International Leadership by a Canada Strong and Free
In this fifth volume of the Canada Strong and Free series, Mike Harris and Preston Manning call for Canada to reclaim its leadership role in the international arena. They focus on three foreign policy priorities which would enable Canada to significantly advance its national interests and international influence across a broad front.
International Trade Liberalization
Freer international trade offers the most effective means of increasing Canadian prosperity and sustaining essential social services. Manning and Harris propose eliminating protectionist measures from supply management to business subsidies, systematic privatization of government export promotion and development programs, elimination of ideologically driven efforts to diversity trade patterns and partners, and fully opening up the domestic market to international competition.

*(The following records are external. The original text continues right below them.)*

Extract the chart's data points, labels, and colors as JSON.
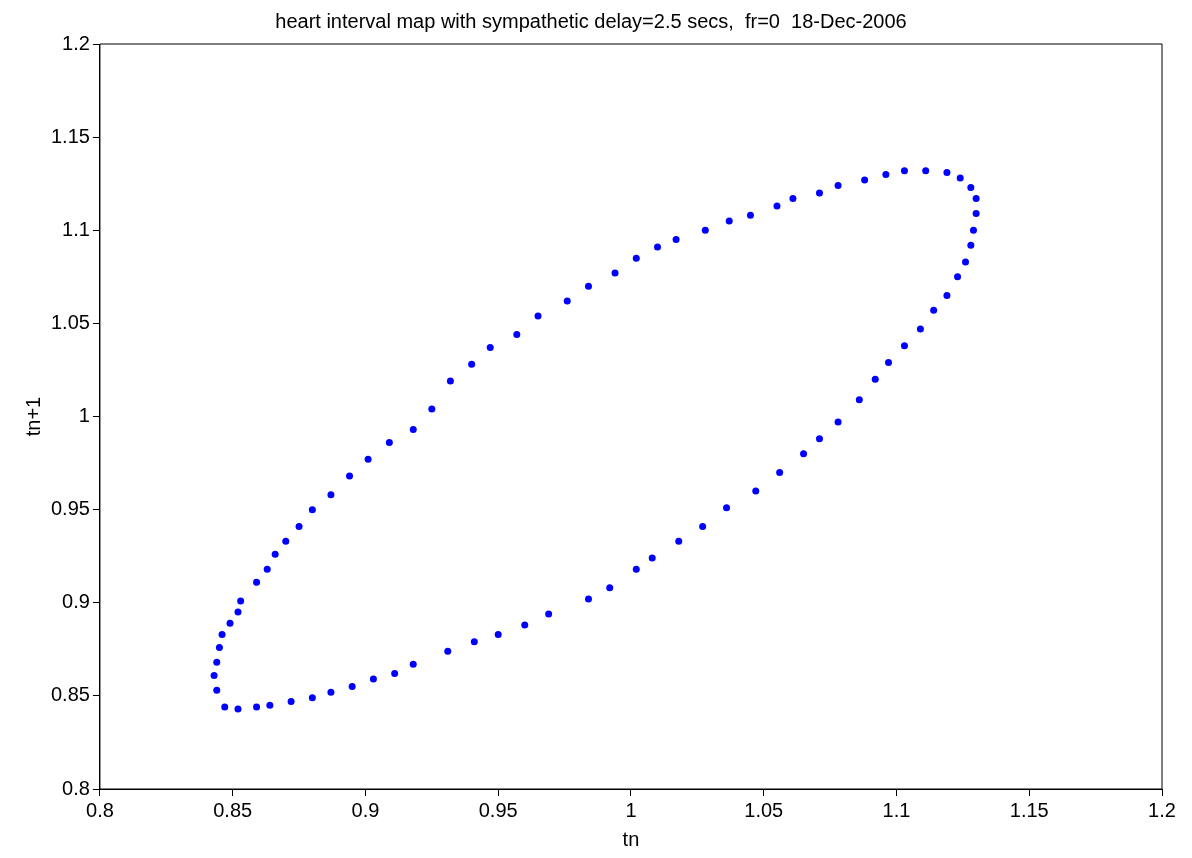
{
  "chart_data": {
    "type": "scatter",
    "title": "heart interval map with sympathetic delay=2.5 secs,  fr=0  18-Dec-2006",
    "xlabel": "tn",
    "ylabel": "tn+1",
    "xlim": [
      0.8,
      1.2
    ],
    "xticks": [
      0.8,
      0.85,
      0.9,
      0.95,
      1,
      1.05,
      1.1,
      1.15,
      1.2
    ],
    "ylim": [
      0.8,
      1.2
    ],
    "yticks": [
      0.8,
      0.85,
      0.9,
      0.95,
      1,
      1.05,
      1.1,
      1.15,
      1.2
    ],
    "grid": false,
    "legend": false,
    "marker": "circle",
    "series": [
      {
        "color": "#0000ff",
        "x": [
          0.847,
          0.852,
          0.859,
          0.864,
          0.872,
          0.88,
          0.887,
          0.895,
          0.903,
          0.911,
          0.918,
          0.931,
          0.941,
          0.95,
          0.96,
          0.969,
          0.984,
          0.992,
          1.002,
          1.008,
          1.018,
          1.027,
          1.036,
          1.047,
          1.056,
          1.065,
          1.071,
          1.078,
          1.086,
          1.092,
          1.097,
          1.103,
          1.109,
          1.114,
          1.119,
          1.123,
          1.126,
          1.128,
          1.129,
          1.13,
          1.13,
          1.128,
          1.124,
          1.119,
          1.111,
          1.103,
          1.096,
          1.088,
          1.078,
          1.071,
          1.061,
          1.055,
          1.045,
          1.037,
          1.028,
          1.017,
          1.01,
          1.002,
          0.994,
          0.984,
          0.976,
          0.965,
          0.957,
          0.947,
          0.94,
          0.932,
          0.925,
          0.918,
          0.909,
          0.901,
          0.894,
          0.887,
          0.88,
          0.875,
          0.87,
          0.866,
          0.863,
          0.859,
          0.853,
          0.852,
          0.849,
          0.846,
          0.845,
          0.844,
          0.843,
          0.844
        ],
        "values": [
          0.844,
          0.843,
          0.844,
          0.845,
          0.847,
          0.849,
          0.852,
          0.855,
          0.859,
          0.862,
          0.867,
          0.874,
          0.879,
          0.883,
          0.888,
          0.894,
          0.902,
          0.908,
          0.918,
          0.924,
          0.933,
          0.941,
          0.951,
          0.96,
          0.97,
          0.98,
          0.988,
          0.997,
          1.009,
          1.02,
          1.029,
          1.038,
          1.047,
          1.057,
          1.065,
          1.075,
          1.083,
          1.092,
          1.1,
          1.109,
          1.117,
          1.123,
          1.128,
          1.131,
          1.132,
          1.132,
          1.13,
          1.127,
          1.124,
          1.12,
          1.117,
          1.113,
          1.108,
          1.105,
          1.1,
          1.095,
          1.091,
          1.085,
          1.077,
          1.07,
          1.062,
          1.054,
          1.044,
          1.037,
          1.028,
          1.019,
          1.004,
          0.993,
          0.986,
          0.977,
          0.968,
          0.958,
          0.95,
          0.941,
          0.933,
          0.926,
          0.918,
          0.911,
          0.901,
          0.895,
          0.889,
          0.883,
          0.876,
          0.868,
          0.861,
          0.853
        ]
      }
    ]
  }
}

Maximizing the Benefits of Strong Canada-US Relations
Whether Canadians like it or not, Canada's influence in the world depends to a large extent on its ability to gain and exert influence in Washington. Harris and Manning propose a Canada-US Customs Union involving a common external tariff, a joint approach to the treatment of third-country goods, a fully integrated energy market, a common approach to trade remedies and border security, and an integrated government procurement regime.
Better Approaches to Reducing Global Poverty
Harris and Manning recommend the adoption of the Tools of Wealth Creation approach to attacking poverty - focusing not on the redistribution of wealth but on a broader distribution of tools for creating wealth such as property rights, access to capital, human capital development, access to technology, and access to trade markets. They also propose greater use of public-private partnerships for infrastructure and vaccine development, reforming CIDA, completely untying food aid from any requirements that it be provided from Canadian sources, and the new paradigm of providing aid and peacekeeping simultaneously in conflict and post-conflict situations.